The Franja Partisan Hospital is a small simple clandestine field hospital located in the narrow, barely accessible Pasica gorge. The hospital complex is composed of 14 wooden buildings and several small auxiliary facilities. It was gradually set up in the period from December 1943 to May 1945 by the Slovenian resistance with the help of local inhabitants. It included an operating room, X-ray apparatus, an invalid care facility, and a small electric plant.
Most of the buildings have been wiped out by a disastrous flood in 2007. It was reconstructed using original elements whenever possible.
The hospital had a capacity of up to 120 patients, and provided treatment to a total of 522 severely wounded persons of various nationalities (Slovenes and citizens of Yugoslav nations, Italians, French, Russian, Poles, Americans and an Austrian).

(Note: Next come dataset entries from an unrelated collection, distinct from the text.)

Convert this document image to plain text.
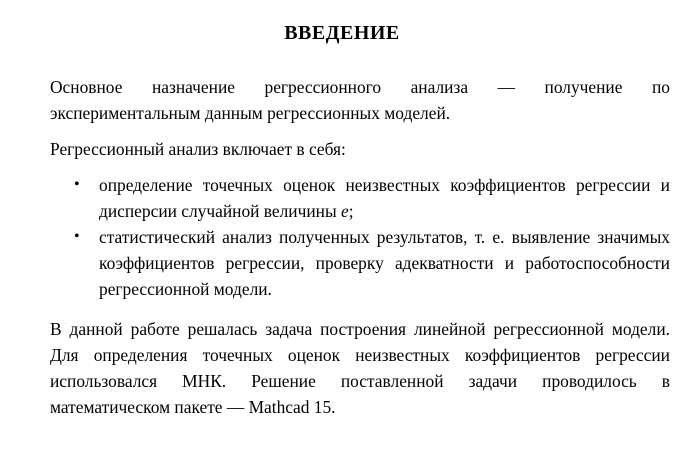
ВВЕДЕНИЕ

Основное назначение регрессионного анализа — получение по экспериментальным данным регрессионных моделей.

Регрессионный анализ включает в себя:

• определение точечных оценок неизвестных коэффициентов регрессии и дисперсии случайной величины e;
• статистический анализ полученных результатов, т. е. выявление значимых коэффициентов регрессии, проверку адекватности и работоспособности регрессионной модели.

В данной работе решалась задача построения линейной регрессионной модели. Для определения точечных оценок неизвестных коэффициентов регрессии использовался МНК. Решение поставленной задачи проводилось в математическом пакете — Mathcad 15.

One of the patients, a captured German soldier, joined the hospital staff after his recovery and remained there until the end of the war.

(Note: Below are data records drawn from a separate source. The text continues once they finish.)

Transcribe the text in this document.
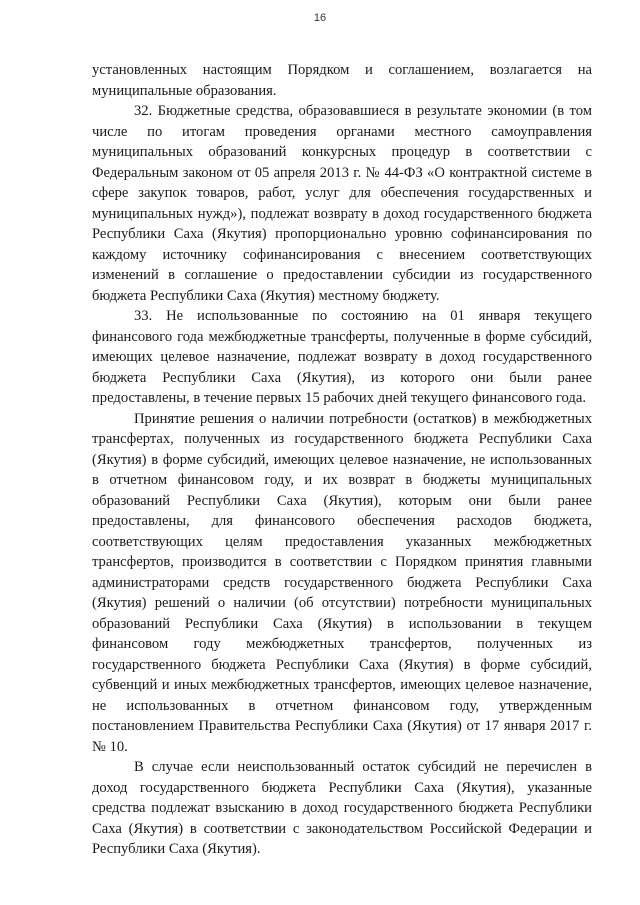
16

установленных настоящим Порядком и соглашением, возлагается на муниципальные образования.

32. Бюджетные средства, образовавшиеся в результате экономии (в том числе по итогам проведения органами местного самоуправления муниципальных образований конкурсных процедур в соответствии с Федеральным законом от 05 апреля 2013 г. № 44-ФЗ «О контрактной системе в сфере закупок товаров, работ, услуг для обеспечения государственных и муниципальных нужд»), подлежат возврату в доход государственного бюджета Республики Саха (Якутия) пропорционально уровню софинансирования по каждому источнику софинансирования с внесением соответствующих изменений в соглашение о предоставлении субсидии из государственного бюджета Республики Саха (Якутия) местному бюджету.

33. Не использованные по состоянию на 01 января текущего финансового года межбюджетные трансферты, полученные в форме субсидий, имеющих целевое назначение, подлежат возврату в доход государственного бюджета Республики Саха (Якутия), из которого они были ранее предоставлены, в течение первых 15 рабочих дней текущего финансового года.

Принятие решения о наличии потребности (остатков) в межбюджетных трансфертах, полученных из государственного бюджета Республики Саха (Якутия) в форме субсидий, имеющих целевое назначение, не использованных в отчетном финансовом году, и их возврат в бюджеты муниципальных образований Республики Саха (Якутия), которым они были ранее предоставлены, для финансового обеспечения расходов бюджета, соответствующих целям предоставления указанных межбюджетных трансфертов, производится в соответствии с Порядком принятия главными администраторами средств государственного бюджета Республики Саха (Якутия) решений о наличии (об отсутствии) потребности муниципальных образований Республики Саха (Якутия) в использовании в текущем финансовом году межбюджетных трансфертов, полученных из государственного бюджета Республики Саха (Якутия) в форме субсидий, субвенций и иных межбюджетных трансфертов, имеющих целевое назначение, не использованных в отчетном финансовом году, утвержденным постановлением Правительства Республики Саха (Якутия) от 17 января 2017 г. № 10.

В случае если неиспользованный остаток субсидий не перечислен в доход государственного бюджета Республики Саха (Якутия), указанные средства подлежат взысканию в доход государственного бюджета Республики Саха (Якутия) в соответствии с законодательством Российской Федерации и Республики Саха (Якутия).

Conspiracy and security were of crucial importance to all clandestine partisan hospitals. The only access was a path with footbridges and drawbridges hidden in the steep Pasica gorge. The wounded were blindfolded and carried to the hospital by staff, most often at night. There is now a wooden path leading to the facilities, and it is easy to imagine how difficult it must have been back then to go up carrying wounded patients. The path was defended by machine-gun nests still visible today.
The hospital was never discovered, and after the war, it became a symbol of the partisan movement.

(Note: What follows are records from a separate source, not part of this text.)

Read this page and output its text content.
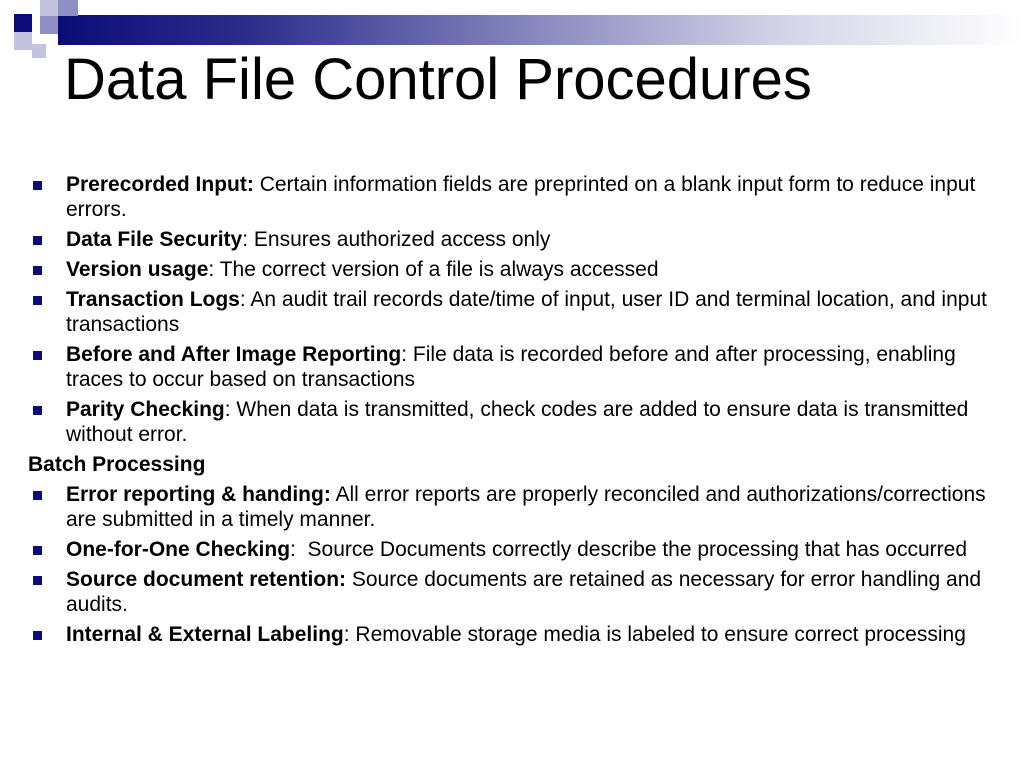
Data File Control Procedures
Prerecorded Input: Certain information fields are preprinted on a blank input form to reduce input errors.
Data File Security: Ensures authorized access only
Version usage: The correct version of a file is always accessed
Transaction Logs: An audit trail records date/time of input, user ID and terminal location, and input transactions
Before and After Image Reporting: File data is recorded before and after processing, enabling traces to occur based on transactions
Parity Checking: When data is transmitted, check codes are added to ensure data is transmitted without error.
Batch Processing
Error reporting & handing: All error reports are properly reconciled and authorizations/corrections are submitted in a timely manner.
One-for-One Checking:  Source Documents correctly describe the processing that has occurred
Source document retention: Source documents are retained as necessary for error handling and audits.
Internal & External Labeling: Removable storage media is labeled to ensure correct processing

I visited this site in June 2018. It is well sign-posted (though only in Slovenian : Partizanska Bolinca Franja), about an hour drive from Ljubljana, passing very nice slovenian hillsides and valleys. There is an entrance fee of 5 euros. The site is very interesting to visit, with explanations given to every buildings, and you can even consult a registrary of all the patients having been treated here. I found it to be a very emotional and educational visit and a strong symbol of humanity during an horrific war.
ICOMOS would probably note lack of authenticity, as it has been destroyed in 2007 and is now heavily restored. But at a time of polemics about inscription of site related to war (ie 2018 postponment of Western Front Memorials of WWWI), this site would convey a message of humanity, nobleness and comradeship transcending horrors of the war.